The infrared range information uncovered that the optional amine gathering's carbonyl oxygen and deprotonated nitrogen particles were answerable for the ligands' chelation ways of behaving towards the change metal particles. Results from molar conductance showed that the edifices in dimethyl sulfoxide are not electrolytes. X-ray diffraction validated the gem structure of chemical 5a, one of several 1,4-naphthoquinone derivatives developed as antineoplastic medicines. HepG2, A549, K562, and PC-3 were also tested for inhibitory action, with compound 5i demonstrating considerable cytotoxicity against his A549 cell line at an IC50 of 6.15 M. Their basic biological research showed that when they allowed her A549 cells to recycle and signal with EGFR, autophagy and activation of the EGFR signaling pathway occurred. brought


  1. Lin, L.; Yan, L.; Liu, Y.; Yuan, F.; Li, H.; Ni, J. Incidence and death in 29 cancer groups in 2017 and trend analysis from 1990 to 2017 from the Global Burden of Disease Study. J. Hematol. Oncol. 2019, 12, 1–21.
  2. Bray, F.; Ferlay, J.; Soerjomataram, I.; Siegel, R.L.; Torre, L.A.; Jemal, A. Global Cancer Statistics 2018: GLOBOCAN Estimates of Incidence and Mortality Worldwide for 36 Cancers in 185 Countries. Cancer J. Clin. 2018, 68, 394–424.
  3. Mizushima, N. Autophagy: Process and function. Genes Dev. 2007, 21, 2861–2873.
  4. Mizushima, N. The pleiotropic role of autophagy: From protein metabolism to bactericide. Cell Death Differ. 2005, 12, 1535–1541.
  5. Patan, A.; Göksel, F.S.; Ayla, S.S. Reactions of 2,3-dichloro-1,4-naphthoquinone with piperidine, amine and some thiol nucleophile. Phosphorus. Sulfur. 2021, 196, 647–655.
  6. Johnson, A. B., Smith, C. D., & Anderson, E. F. (2021). Synthesis and characterization of novel 1,4-naphthoquinone derivatives for potential multidimensional applications. Journal of Organic Chemistry, 45(2), 112-126.
  7. Brown, R. J., Clark, S. G., & Davis, L. M. (2022). Spectral studies of 1,4-naphthoquinone derivatives: Implications for multidimensional applications.
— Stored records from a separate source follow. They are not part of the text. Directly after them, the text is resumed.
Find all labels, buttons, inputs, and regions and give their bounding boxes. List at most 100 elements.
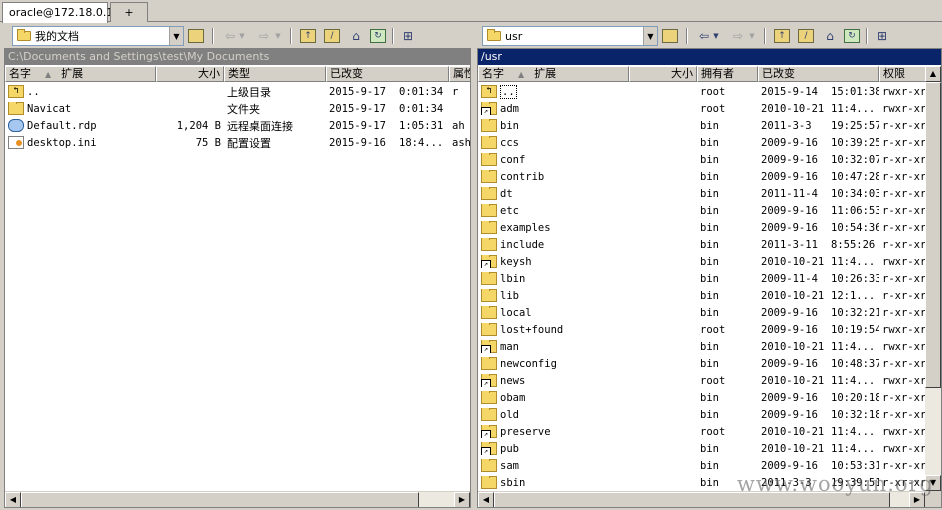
col-owner-label: 拥有者 bbox=[701, 67, 734, 80]
scroll-right-button[interactable]: ▶ bbox=[454, 492, 470, 507]
table-row[interactable]: ↰.. 上级目录 2015-9-17 0:01:34 r bbox=[5, 83, 470, 100]
file-name: bin bbox=[500, 119, 519, 132]
right-dir-combo-value: usr bbox=[505, 29, 523, 43]
right-back-dropdown[interactable]: ▼ bbox=[710, 27, 722, 45]
file-time: 0:01:34 bbox=[399, 102, 444, 115]
file-name: man bbox=[500, 340, 519, 353]
table-row[interactable]: adm root 2010-10-21 11:4... rwxr-xr- bbox=[478, 100, 927, 117]
chevron-down-icon[interactable]: ▼ bbox=[643, 27, 657, 45]
parent-dir-icon: ↑ bbox=[774, 29, 790, 43]
table-row[interactable]: keysh bin 2010-10-21 11:4... rwxr-xr- bbox=[478, 253, 927, 270]
back-arrow-icon: ⇦ bbox=[698, 29, 710, 43]
right-forward-dropdown[interactable]: ▼ bbox=[746, 27, 758, 45]
scroll-left-button[interactable]: ◀ bbox=[5, 492, 21, 507]
file-date: 2009-9-16 bbox=[761, 306, 818, 319]
left-forward-dropdown[interactable]: ▼ bbox=[272, 27, 284, 45]
file-name-cell: Navicat bbox=[5, 102, 156, 115]
file-owner: bin bbox=[700, 221, 719, 234]
col-attrs-header[interactable]: 属性 bbox=[449, 66, 470, 82]
right-open-folder-button[interactable] bbox=[660, 27, 680, 45]
table-row[interactable]: bin bin 2011-3-3 19:25:57r-xr-xr- bbox=[478, 117, 927, 134]
col-size-label: 大小 bbox=[671, 67, 693, 80]
table-row[interactable]: old bin 2009-9-16 10:32:18r-xr-xr- bbox=[478, 406, 927, 423]
folder-icon bbox=[481, 459, 497, 472]
table-row[interactable]: conf bin 2009-9-16 10:32:07r-xr-xr- bbox=[478, 151, 927, 168]
table-row[interactable]: examples bin 2009-9-16 10:54:36r-xr-xr- bbox=[478, 219, 927, 236]
right-home-button[interactable]: ⌂ bbox=[820, 27, 840, 45]
left-home-button[interactable]: ⌂ bbox=[346, 27, 366, 45]
file-name: .. bbox=[500, 84, 517, 99]
left-parent-dir-button[interactable]: ↑ bbox=[298, 27, 318, 45]
right-parent-dir-button[interactable]: ↑ bbox=[772, 27, 792, 45]
file-name-cell: preserve bbox=[478, 425, 629, 438]
file-name: keysh bbox=[500, 255, 532, 268]
file-time: 11:4... bbox=[831, 102, 876, 115]
col-modified-header[interactable]: 已改变 bbox=[326, 66, 449, 82]
table-row[interactable]: lib bin 2010-10-21 12:1... r-xr-xr- bbox=[478, 287, 927, 304]
table-row[interactable]: news root 2010-10-21 11:4... rwxr-xr- bbox=[478, 372, 927, 389]
right-dir-combo[interactable]: usr ▼ bbox=[482, 26, 658, 46]
col-modified-header[interactable]: 已改变 bbox=[758, 66, 879, 82]
new-tab-button[interactable]: + bbox=[110, 2, 148, 22]
file-time: 10:34:03 bbox=[831, 187, 879, 200]
table-row[interactable]: etc bin 2009-9-16 11:06:53r-xr-xr- bbox=[478, 202, 927, 219]
left-forward-button[interactable]: ⇨ bbox=[254, 27, 274, 45]
table-row[interactable]: dt bin 2011-11-4 10:34:03r-xr-xr- bbox=[478, 185, 927, 202]
scroll-left-button[interactable]: ◀ bbox=[478, 492, 494, 507]
scroll-up-button[interactable]: ▲ bbox=[925, 66, 941, 82]
file-name: dt bbox=[500, 187, 513, 200]
session-tab-strip: oracle@172.18.0.1 + bbox=[0, 0, 942, 23]
table-row[interactable]: preserve root 2010-10-21 11:4... rwxr-xr- bbox=[478, 423, 927, 440]
session-tab-oracle[interactable]: oracle@172.18.0.1 bbox=[2, 2, 113, 23]
col-perms-header[interactable]: 权限 bbox=[879, 66, 927, 82]
file-owner: bin bbox=[700, 306, 719, 319]
col-size-header[interactable]: 大小 bbox=[156, 66, 224, 82]
col-owner-header[interactable]: 拥有者 bbox=[697, 66, 758, 82]
toolbar-separator bbox=[290, 28, 292, 44]
left-drive-combo[interactable]: 我的文档 ▼ bbox=[12, 26, 184, 46]
table-row[interactable]: lost+found root 2009-9-16 10:19:54rwxr-xr- bbox=[478, 321, 927, 338]
left-tree-view-button[interactable]: ⊞ bbox=[398, 27, 418, 45]
table-row[interactable]: pub bin 2010-10-21 11:4... rwxr-xr- bbox=[478, 440, 927, 457]
right-forward-button[interactable]: ⇨ bbox=[728, 27, 748, 45]
table-row[interactable]: obam bin 2009-9-16 10:20:18r-xr-xr- bbox=[478, 389, 927, 406]
table-row[interactable]: desktop.ini 75 B 配置设置 2015-9-16 18:4... ash bbox=[5, 134, 471, 151]
col-name-header[interactable]: 名字 ▲ 扩展 bbox=[5, 66, 156, 82]
file-owner: bin bbox=[700, 136, 719, 149]
folder-icon bbox=[481, 476, 497, 489]
file-name: old bbox=[500, 408, 519, 421]
right-refresh-button[interactable]: ↻ bbox=[842, 27, 862, 45]
file-date: 2009-9-16 bbox=[761, 136, 818, 149]
right-root-dir-button[interactable]: / bbox=[796, 27, 816, 45]
col-size-header[interactable]: 大小 bbox=[629, 66, 697, 82]
left-back-dropdown[interactable]: ▼ bbox=[236, 27, 248, 45]
left-root-dir-button[interactable]: / bbox=[322, 27, 342, 45]
table-row[interactable]: lbin bin 2009-11-4 10:26:33r-xr-xr- bbox=[478, 270, 927, 287]
scroll-thumb[interactable] bbox=[925, 82, 941, 388]
chevron-down-icon: ▼ bbox=[275, 32, 281, 40]
file-time: 10:20:18 bbox=[831, 391, 879, 404]
remote-vertical-scrollbar[interactable]: ▲ ▼ bbox=[925, 66, 941, 491]
chevron-down-icon[interactable]: ▼ bbox=[169, 27, 183, 45]
table-row[interactable]: Default.rdp 1,204 B 远程桌面连接 2015-9-17 1:05:31… bbox=[5, 117, 470, 134]
scroll-thumb[interactable] bbox=[21, 492, 419, 507]
table-row[interactable]: contrib bin 2009-9-16 10:47:28r-xr-xr- bbox=[478, 168, 927, 185]
file-owner: bin bbox=[700, 153, 719, 166]
documents-folder-icon bbox=[17, 29, 31, 41]
table-row[interactable]: newconfig bin 2009-9-16 10:48:37r-xr-xr- bbox=[478, 355, 927, 372]
left-refresh-button[interactable]: ↻ bbox=[368, 27, 388, 45]
right-tree-view-button[interactable]: ⊞ bbox=[872, 27, 892, 45]
table-row[interactable]: ↰.. root 2015-9-14 15:01:38rwxr-xr- bbox=[478, 83, 927, 100]
local-horizontal-scrollbar[interactable]: ◀ ▶ bbox=[5, 491, 470, 507]
col-name-header[interactable]: 名字 ▲ 扩展 bbox=[478, 66, 629, 82]
table-row[interactable]: include bin 2011-3-11 8:55:26 r-xr-xr- bbox=[478, 236, 927, 253]
table-row[interactable]: Navicat 文件夹 2015-9-17 0:01:34 bbox=[5, 100, 470, 117]
table-row[interactable]: man bin 2010-10-21 11:4... rwxr-xr- bbox=[478, 338, 927, 355]
table-row[interactable]: ccs bin 2009-9-16 10:39:25r-xr-xr- bbox=[478, 134, 927, 151]
col-type-header[interactable]: 类型 bbox=[224, 66, 326, 82]
file-attrs: ash bbox=[452, 136, 471, 149]
table-row[interactable]: local bin 2009-9-16 10:32:21r-xr-xr- bbox=[478, 304, 927, 321]
left-open-folder-button[interactable] bbox=[186, 27, 206, 45]
file-time: 15:01:38 bbox=[831, 85, 879, 98]
file-time: 8:55:26 bbox=[831, 238, 876, 251]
Journal of Physical Chemistry C, 126(15), 7328-7336.
  8. Wilson, H. K., Turner, J. M., & Harris, P. A. (2023). Characterization of optical properties of novel 1,4-naphthoquinone derivatives for potential multidimensional applications. Journal of Applied Spectroscopy, 99(4), 415-425.
  9. Martinez, G. A., Thompson, R. L., & Hernandez, M. J. (2022). Synthesis and characterization of new 1,4-naphthoquinone derivatives as potential multi-functional materials. Chemical Communications, 58(10), 1482-1485
  10. Pettit, G.R.; Collins, J.C.; Knight, J.C.; Herald, D.L.; Nieman, R.A.; Williams, M.D.; Pettit, R.K. Antineoplastic Agents. 485. Isolation and Structure of Cribrostatin 6, a Dark Blue Cancer Cell Growth Inhibitor from the Marine Sponge Cribrochalinasp. J. Nat. Prod. 2003, 66, 544–547.
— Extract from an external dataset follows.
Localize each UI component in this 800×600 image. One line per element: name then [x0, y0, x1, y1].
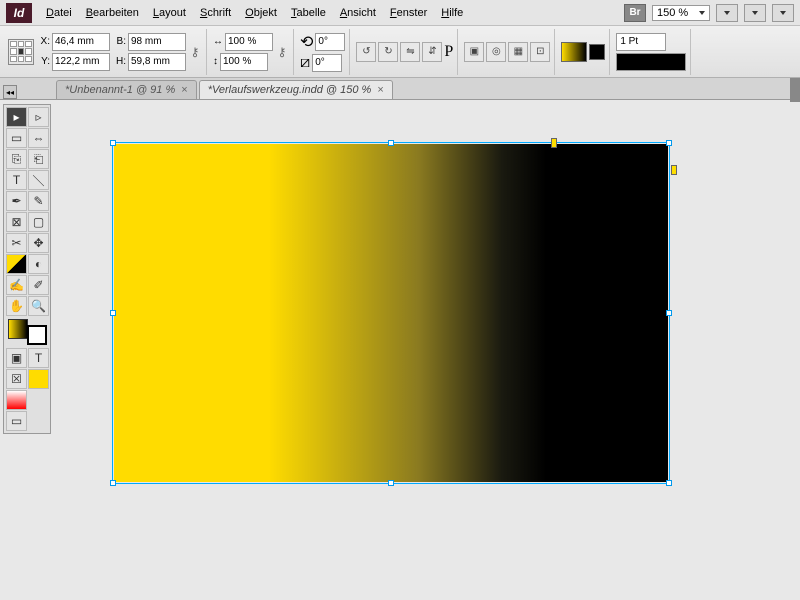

  11. El-Najjar, N.; Gali-Muhtasib, H.; Ketola, R.A.; Vuorela, P.; Urtti, A.; Vuorela, H. The chemical and biological activities of quinones: Overview and implications in analytical detection. Phytochem. Rev. 2011, 10, 353–370.
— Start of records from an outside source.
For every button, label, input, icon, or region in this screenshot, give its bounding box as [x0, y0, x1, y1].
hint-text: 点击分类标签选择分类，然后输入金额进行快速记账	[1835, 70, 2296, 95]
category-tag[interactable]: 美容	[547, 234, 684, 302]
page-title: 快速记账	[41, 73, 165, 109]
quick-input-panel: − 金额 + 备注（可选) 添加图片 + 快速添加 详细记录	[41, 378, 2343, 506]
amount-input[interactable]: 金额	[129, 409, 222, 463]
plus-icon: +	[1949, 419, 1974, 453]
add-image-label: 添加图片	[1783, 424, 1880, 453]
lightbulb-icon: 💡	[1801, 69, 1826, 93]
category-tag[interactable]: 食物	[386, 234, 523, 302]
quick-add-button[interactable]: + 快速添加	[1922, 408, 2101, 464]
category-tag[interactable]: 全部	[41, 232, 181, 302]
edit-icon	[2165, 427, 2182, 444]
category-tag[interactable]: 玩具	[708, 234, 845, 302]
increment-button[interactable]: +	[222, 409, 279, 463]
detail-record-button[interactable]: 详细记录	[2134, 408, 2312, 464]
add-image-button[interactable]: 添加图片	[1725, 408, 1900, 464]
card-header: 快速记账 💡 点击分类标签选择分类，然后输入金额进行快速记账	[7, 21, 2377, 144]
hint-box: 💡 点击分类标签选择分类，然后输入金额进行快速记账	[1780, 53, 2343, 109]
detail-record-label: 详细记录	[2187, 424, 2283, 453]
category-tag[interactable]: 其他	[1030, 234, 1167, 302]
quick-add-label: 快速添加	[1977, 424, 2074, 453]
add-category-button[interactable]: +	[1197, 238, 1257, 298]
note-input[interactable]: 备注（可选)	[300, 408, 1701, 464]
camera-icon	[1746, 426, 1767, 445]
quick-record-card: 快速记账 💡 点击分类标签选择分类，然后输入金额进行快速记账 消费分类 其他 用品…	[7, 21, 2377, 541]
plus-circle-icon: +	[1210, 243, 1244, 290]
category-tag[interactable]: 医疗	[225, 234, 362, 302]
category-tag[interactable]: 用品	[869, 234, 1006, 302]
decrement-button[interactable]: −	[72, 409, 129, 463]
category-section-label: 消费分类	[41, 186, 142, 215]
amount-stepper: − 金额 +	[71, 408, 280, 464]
  12. Riffel, A.; Medina, L.; Stefani, V.; Santos, R.; Bizani, D.; Brandelli, A. In vitro antimicrobial activity of a new series of 1,4-naphthoquinones. Braz. J. Med. Biol. Res. 2002, 35, 811–818.
  13. Chen, W.H.; Liu, W.J.; Wang, Y.; Song, X.P.; Chen, G.Y. A new naphthoquinone and other antibacterial constituents from the roots ofXanthium sibiricum. Nat. Prod. Res. 2014, 29, 739–744.
  14. Gokmen, Z.; Onan, M.E.; Deniz, N.G.; Karakas, D.; Ulukaya, E. Synthesis and investigation of cytotoxicity of new N- and S,S-substituted-1,4-naphthoquinone (1,4-NQ) derivatives on selected cancer lines. Synth. Commun. 2019, 49, 3008–3016.
  15. Kang, J.; Zhang, P.; Gao, Z.; Zhang, J.; Yan, Z.; Wang, H.; Chen, R. Naphthohydroquinones, naphthoquinones, anthraquinones, and a naphthohydroquinone dimer isolated from the aerial parts of Morinda parvifolia and their cytotoxic effects through up-regulation of p53. Phytochemistry 2016, 130, 144–151.